Diese alte heimische Sorte war für Jahrzehnte die Hauptsorte der regionalen Tafelkirschenproduktion. Ihr Abstieg begann vor ca. 30 Jahren, als neuere Sorten die geforderten Eigenschaften nach noch mehr Grösse und längerer Haltbarkeit für den Markt besser erfüllten. Die alte Markgräfler Kracher ist in der Farbe schwarz. Im Geschmack ist diese würzige, sehr süße Kirsche bisher unübertroffen. Den Namen Kracher hat die Kirsche von der festeren Haut, die beim Biss im Mund knackt.
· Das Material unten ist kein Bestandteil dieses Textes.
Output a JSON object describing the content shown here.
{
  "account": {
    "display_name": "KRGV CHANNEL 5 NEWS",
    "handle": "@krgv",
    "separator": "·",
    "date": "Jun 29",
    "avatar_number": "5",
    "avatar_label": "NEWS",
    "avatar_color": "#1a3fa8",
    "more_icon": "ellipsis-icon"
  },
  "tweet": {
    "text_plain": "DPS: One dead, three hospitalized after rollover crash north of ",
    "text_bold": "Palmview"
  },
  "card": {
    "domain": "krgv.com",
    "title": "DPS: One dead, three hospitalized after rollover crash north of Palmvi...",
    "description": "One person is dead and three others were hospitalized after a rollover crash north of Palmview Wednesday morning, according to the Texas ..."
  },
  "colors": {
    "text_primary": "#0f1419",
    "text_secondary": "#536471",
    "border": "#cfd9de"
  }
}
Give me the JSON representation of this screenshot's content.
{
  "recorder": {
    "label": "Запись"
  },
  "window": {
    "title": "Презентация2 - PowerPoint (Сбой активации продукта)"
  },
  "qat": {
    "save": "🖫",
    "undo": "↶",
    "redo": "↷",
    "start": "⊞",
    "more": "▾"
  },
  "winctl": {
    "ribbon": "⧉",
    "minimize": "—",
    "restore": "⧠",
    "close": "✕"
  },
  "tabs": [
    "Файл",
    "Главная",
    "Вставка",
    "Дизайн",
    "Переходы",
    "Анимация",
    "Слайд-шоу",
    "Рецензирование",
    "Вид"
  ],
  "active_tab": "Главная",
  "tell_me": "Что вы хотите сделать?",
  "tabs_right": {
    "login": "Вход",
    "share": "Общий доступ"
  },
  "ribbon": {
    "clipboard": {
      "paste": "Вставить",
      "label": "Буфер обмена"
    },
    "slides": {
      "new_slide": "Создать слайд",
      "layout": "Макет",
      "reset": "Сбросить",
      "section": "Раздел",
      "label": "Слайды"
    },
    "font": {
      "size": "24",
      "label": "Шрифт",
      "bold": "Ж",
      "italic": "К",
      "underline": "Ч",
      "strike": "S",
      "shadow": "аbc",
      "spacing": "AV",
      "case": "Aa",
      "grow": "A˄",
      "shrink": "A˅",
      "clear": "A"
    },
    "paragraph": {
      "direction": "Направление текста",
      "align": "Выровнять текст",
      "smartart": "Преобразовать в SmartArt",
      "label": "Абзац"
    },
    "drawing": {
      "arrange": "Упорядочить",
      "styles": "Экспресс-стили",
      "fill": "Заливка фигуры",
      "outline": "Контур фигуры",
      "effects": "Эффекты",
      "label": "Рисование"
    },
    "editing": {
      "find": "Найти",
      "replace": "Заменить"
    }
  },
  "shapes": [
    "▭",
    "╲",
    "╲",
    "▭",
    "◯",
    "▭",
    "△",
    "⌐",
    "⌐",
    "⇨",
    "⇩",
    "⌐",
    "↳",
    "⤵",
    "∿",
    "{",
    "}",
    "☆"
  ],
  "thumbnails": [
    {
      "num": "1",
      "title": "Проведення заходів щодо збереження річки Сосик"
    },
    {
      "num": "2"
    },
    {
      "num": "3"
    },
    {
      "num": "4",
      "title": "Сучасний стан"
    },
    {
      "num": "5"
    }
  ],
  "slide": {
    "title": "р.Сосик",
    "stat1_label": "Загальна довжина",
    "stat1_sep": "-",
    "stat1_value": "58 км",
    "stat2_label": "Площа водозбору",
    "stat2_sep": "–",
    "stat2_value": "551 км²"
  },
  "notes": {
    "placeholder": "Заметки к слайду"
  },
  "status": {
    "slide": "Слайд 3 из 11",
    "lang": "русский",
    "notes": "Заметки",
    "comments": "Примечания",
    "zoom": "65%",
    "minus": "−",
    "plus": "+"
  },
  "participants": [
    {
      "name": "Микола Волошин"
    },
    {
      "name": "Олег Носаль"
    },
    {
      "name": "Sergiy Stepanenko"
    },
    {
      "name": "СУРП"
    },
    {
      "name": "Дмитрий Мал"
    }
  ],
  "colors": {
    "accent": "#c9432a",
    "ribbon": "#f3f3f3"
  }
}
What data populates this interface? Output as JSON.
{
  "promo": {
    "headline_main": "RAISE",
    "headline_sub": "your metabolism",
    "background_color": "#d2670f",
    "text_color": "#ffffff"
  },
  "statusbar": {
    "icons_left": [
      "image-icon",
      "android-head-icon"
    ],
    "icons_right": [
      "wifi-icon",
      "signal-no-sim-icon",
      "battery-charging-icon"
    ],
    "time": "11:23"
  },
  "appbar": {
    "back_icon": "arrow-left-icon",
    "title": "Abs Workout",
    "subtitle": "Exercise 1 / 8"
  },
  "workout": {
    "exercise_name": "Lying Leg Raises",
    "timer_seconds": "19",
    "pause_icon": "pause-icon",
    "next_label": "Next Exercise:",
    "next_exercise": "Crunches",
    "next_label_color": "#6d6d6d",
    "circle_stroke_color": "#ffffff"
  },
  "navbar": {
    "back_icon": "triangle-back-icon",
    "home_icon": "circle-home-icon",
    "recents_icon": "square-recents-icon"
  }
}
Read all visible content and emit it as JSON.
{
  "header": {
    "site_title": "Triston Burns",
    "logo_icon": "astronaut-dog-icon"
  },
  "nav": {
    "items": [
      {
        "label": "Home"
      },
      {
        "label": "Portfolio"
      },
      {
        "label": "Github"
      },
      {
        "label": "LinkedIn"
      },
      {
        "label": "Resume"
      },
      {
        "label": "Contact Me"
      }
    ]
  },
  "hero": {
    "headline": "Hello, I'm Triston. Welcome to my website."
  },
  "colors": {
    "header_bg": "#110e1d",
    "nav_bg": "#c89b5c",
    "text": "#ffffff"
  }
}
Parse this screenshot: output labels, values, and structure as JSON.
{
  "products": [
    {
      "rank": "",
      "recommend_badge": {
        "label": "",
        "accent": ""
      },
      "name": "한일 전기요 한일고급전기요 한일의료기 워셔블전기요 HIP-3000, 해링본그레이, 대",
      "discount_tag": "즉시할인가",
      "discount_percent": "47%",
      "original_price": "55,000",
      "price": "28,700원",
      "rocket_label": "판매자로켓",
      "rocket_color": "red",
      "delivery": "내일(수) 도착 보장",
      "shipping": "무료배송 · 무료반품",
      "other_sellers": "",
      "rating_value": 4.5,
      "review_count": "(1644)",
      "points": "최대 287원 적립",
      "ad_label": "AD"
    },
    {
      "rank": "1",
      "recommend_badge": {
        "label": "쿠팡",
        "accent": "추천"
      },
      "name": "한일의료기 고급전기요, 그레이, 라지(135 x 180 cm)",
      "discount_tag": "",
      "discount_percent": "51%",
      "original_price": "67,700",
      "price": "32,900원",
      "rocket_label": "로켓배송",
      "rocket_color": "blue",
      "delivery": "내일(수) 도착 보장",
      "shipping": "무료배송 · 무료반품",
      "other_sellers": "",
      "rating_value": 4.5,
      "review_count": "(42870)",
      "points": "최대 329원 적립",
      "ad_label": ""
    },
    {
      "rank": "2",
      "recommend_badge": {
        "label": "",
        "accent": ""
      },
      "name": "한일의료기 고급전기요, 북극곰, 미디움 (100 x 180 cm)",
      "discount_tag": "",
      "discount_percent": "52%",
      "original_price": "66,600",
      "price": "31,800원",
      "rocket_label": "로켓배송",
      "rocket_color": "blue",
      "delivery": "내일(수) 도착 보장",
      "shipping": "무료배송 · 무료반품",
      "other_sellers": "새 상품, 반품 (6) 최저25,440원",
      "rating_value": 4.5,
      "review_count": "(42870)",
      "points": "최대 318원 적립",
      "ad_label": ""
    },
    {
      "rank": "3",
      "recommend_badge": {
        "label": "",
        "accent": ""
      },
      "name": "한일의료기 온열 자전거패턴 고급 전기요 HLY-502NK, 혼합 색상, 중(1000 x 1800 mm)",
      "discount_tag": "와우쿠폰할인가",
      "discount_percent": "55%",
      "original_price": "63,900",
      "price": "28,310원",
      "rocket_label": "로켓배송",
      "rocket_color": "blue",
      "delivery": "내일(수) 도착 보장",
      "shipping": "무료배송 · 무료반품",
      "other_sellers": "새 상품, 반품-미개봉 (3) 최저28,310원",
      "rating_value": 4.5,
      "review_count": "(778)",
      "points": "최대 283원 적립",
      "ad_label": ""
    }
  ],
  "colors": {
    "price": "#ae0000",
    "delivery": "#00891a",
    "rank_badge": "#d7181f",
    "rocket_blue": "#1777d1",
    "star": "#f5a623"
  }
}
Ihr Nachteil auf dem heutigen, sehr nur nach äusserem Aussehen orientierten Markt ist das schnelle Bräunen des Stieles.

Wiesler, Gelbe oder Napoleonkirsche

Die gelblich – rote Kirsche war mit Einzelbäumen im Tal verbreitet. Sie wurde nur als Tafelkirsche vermarktet. Die Kirschen haben eine feste Haut und schmecken süßlich – neutral. Das Fleisch hat eine weisliche Farbe. Die Kirschen sind hervorragend geeignet zum Einwecken. Der Name Wiesler entstand wahrscheinlich auf Grund ihrer im Verhältnis zur Markgräfler Kracher sehr hellen Farbe.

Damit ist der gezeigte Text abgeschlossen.